PORT-AU-PRINCE, Haiti -- Two Americans jailed in Haiti were charged with conspiracy for participating in a street march that pressed for the return of the country's disbanded army, a Haitian government official said Sunday.
Reginald Delva, Haiti's Secretary of State for Public Security, said Jason William Petrie and Steven Parker Shaw were charged Saturday night because of their involvement in last week's march. Petrie, 39, is from Barberton, Ohio; and Shaw, 57, is from Dighton, Mass.
"They were providing logistical support," Delva said by telephone.
Authorities say Petrie and Shaw were drivers for a group of ex-soldiers and their young followers who marched in Haiti's capital Friday for the army's return. The demonstration drew hundreds of supporters who donned mismatching military uniforms, including Petrie who wore an army T-shirt and Shaw who wore camouflaged pants.
Petrie, a sometime interpreter for foreigners because of his two-decade involvement in Haiti, said while he was in jail that he knew the leaders of the band of the wannabe soldiers and described them as friends. He was merely lending a hand, he said. Shaw said he was helping Petrie.
"There wasn't some American plotting against the government or causing instability.
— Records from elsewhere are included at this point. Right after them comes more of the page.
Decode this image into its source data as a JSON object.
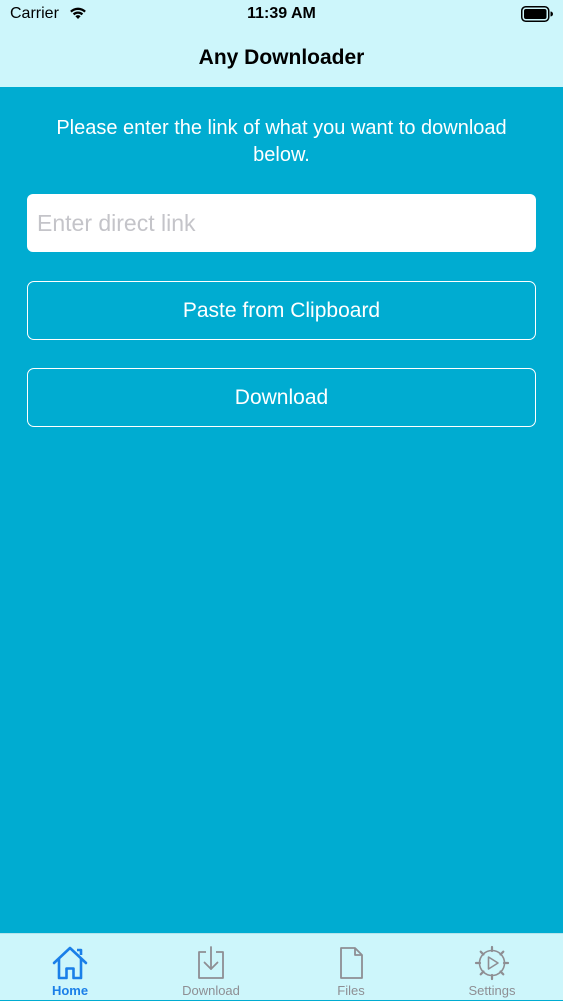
{
  "status_bar": {
    "carrier": "Carrier",
    "time": "11:39 AM"
  },
  "nav": {
    "title": "Any Downloader"
  },
  "main": {
    "instruction": "Please enter the link of what you want to download below.",
    "link_input": {
      "value": "",
      "placeholder": "Enter direct link"
    },
    "paste_label": "Paste from Clipboard",
    "download_label": "Download"
  },
  "tabs": [
    {
      "label": "Home",
      "icon": "home-icon",
      "active": true
    },
    {
      "label": "Download",
      "icon": "download-icon",
      "active": false
    },
    {
      "label": "Files",
      "icon": "file-icon",
      "active": false
    },
    {
      "label": "Settings",
      "icon": "gear-icon",
      "active": false
    }
  ],
  "colors": {
    "bars": "#cdf6fb",
    "content_background": "#00acd1",
    "active_tab": "#1a7fe8",
    "inactive_tab": "#8e8e93"
  }
}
I think he got in a little over his head," the brother of Petrie, Ben, said by telephone from his home in Ohio. "I don't know what he was thinking but I can say unequivocally that there was no conspiracy."
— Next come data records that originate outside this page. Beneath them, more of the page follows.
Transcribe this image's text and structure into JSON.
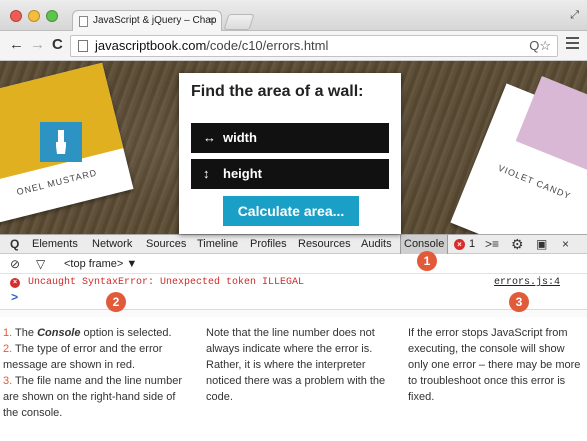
{
  "browser": {
    "tab_title": "JavaScript & jQuery – Chap",
    "tab_close": "×",
    "url_host": "javascriptbook.com",
    "url_path": "/code/c10/errors.html",
    "back": "←",
    "forward": "→",
    "reload": "C",
    "resize": "⤢",
    "omni_icons": "Q☆"
  },
  "webpage": {
    "heading": "Find the area of a wall:",
    "field_width": {
      "icon": "↔",
      "label": "width"
    },
    "field_height": {
      "icon": "↕",
      "label": "height"
    },
    "button": "Calculate area...",
    "swatch_left": "ONEL MUSTARD",
    "swatch_right": "VIOLET CANDY"
  },
  "devtools": {
    "search_icon": "Q",
    "tabs": [
      "Elements",
      "Network",
      "Sources",
      "Timeline",
      "Profiles",
      "Resources",
      "Audits",
      "Console"
    ],
    "selected_tab": "Console",
    "error_count": "1",
    "frame_selector": "<top frame>",
    "frame_arrow": "▼",
    "error_message": "Uncaught SyntaxError: Unexpected token ILLEGAL",
    "error_source": "errors.js:4",
    "prompt": ">",
    "colors": {
      "error": "#d02a2a",
      "callout": "#e15b3a",
      "accent": "#1aa0c6"
    }
  },
  "callouts": [
    "1",
    "2",
    "3"
  ],
  "captions": {
    "col1": [
      {
        "num": "1.",
        "pre": " The ",
        "em": "Console",
        "post": " option is selected."
      },
      {
        "num": "2.",
        "text": " The type of error and the error message are shown in red."
      },
      {
        "num": "3.",
        "text": " The file name and the line number are shown on the right-hand side of the console."
      }
    ],
    "col2": "Note that the line number does not always  indicate where the error is. Rather, it is where the interpreter noticed there was a problem with the code.",
    "col3": "If the error stops JavaScript from executing, the console will show only one error – there may be more to troubleshoot once this error is fixed."
  }
}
Ben Petrie, 37, said his brother had only the best intentions for a country he fell in love with.
"Some would say he has no business getting involved in Haiti's business, and I would agree with that," Ben Petrie said. "But he's tired of the situation in Haiti and wants to see Haiti stand up on its own two feet."
The pro-army march on Friday began peacefully but turned violent in the afternoon when people began throwing rocks at United Nations peacekeepers and shots were later fired outside an old military base.
Police locked up 48 other people on a range of charges that included possession of illegal weapons and not having paperwork for driving motorcycles. One of the leaders, a former sergeant named Aubin Larose, was charged with assault on a police officer.
Two other Americans and a Canadian were held for questioning for 24 hours in a police station lobby because they tried to bring medicine to Petrie for his diabetes. They were released late Saturday.
The detentions were part of a broader effort by the Haitian government to crack down on the groups of ex-soldiers and their young followers who were pressing President Michel Martelly to honor his campaign pledge of reinstating the armed forces, which was dissolved in 1995 because of its involvement in coups and other abuses.
Haitian authorities repeatedly ordered the armed men and a few women to clear out of 10 bases they had taken over since February but they refused. The leaders, most of them dismissed sergeants, said they wouldn't leave until Martelly appointed them to an interim military force.
But Haitian police closed two military bases Saturday and a third Sunday morning in the northern city of Cap-Haitien when 100 people inside fled, Delva said.
Delva said authorities learned that the leaders of the group had tricked the younger recruits into thinking that they would be part of the military.
"It was a big scheme, making them think that they were part of an army," Delva said, noting that the leaders charged recruits up to $125.
Police also found bottles to be used as Molotov cocktails and an expensive generator that raised questions about their source of funding. Some of the weapons they carried, including an M-60, turned out to be broken or fake, Delva said.
There was speculation that the would-be soldiers received funding from the Martelly administration in part because they were able to take over the old military bases and other public facilities without opposition. The leaders of the group denied they received government support, and Delva on Sunday denied it as well.
The men in the military uniforms had come to embarrass the U.N. peacekeeping mission and the Haitian government, which has focused on trying to lure foreign investors and tourists. The paramilitary-like presence of the hopeful troops worried many; they readily recalled a time when previous administrations used private militias to stay in power.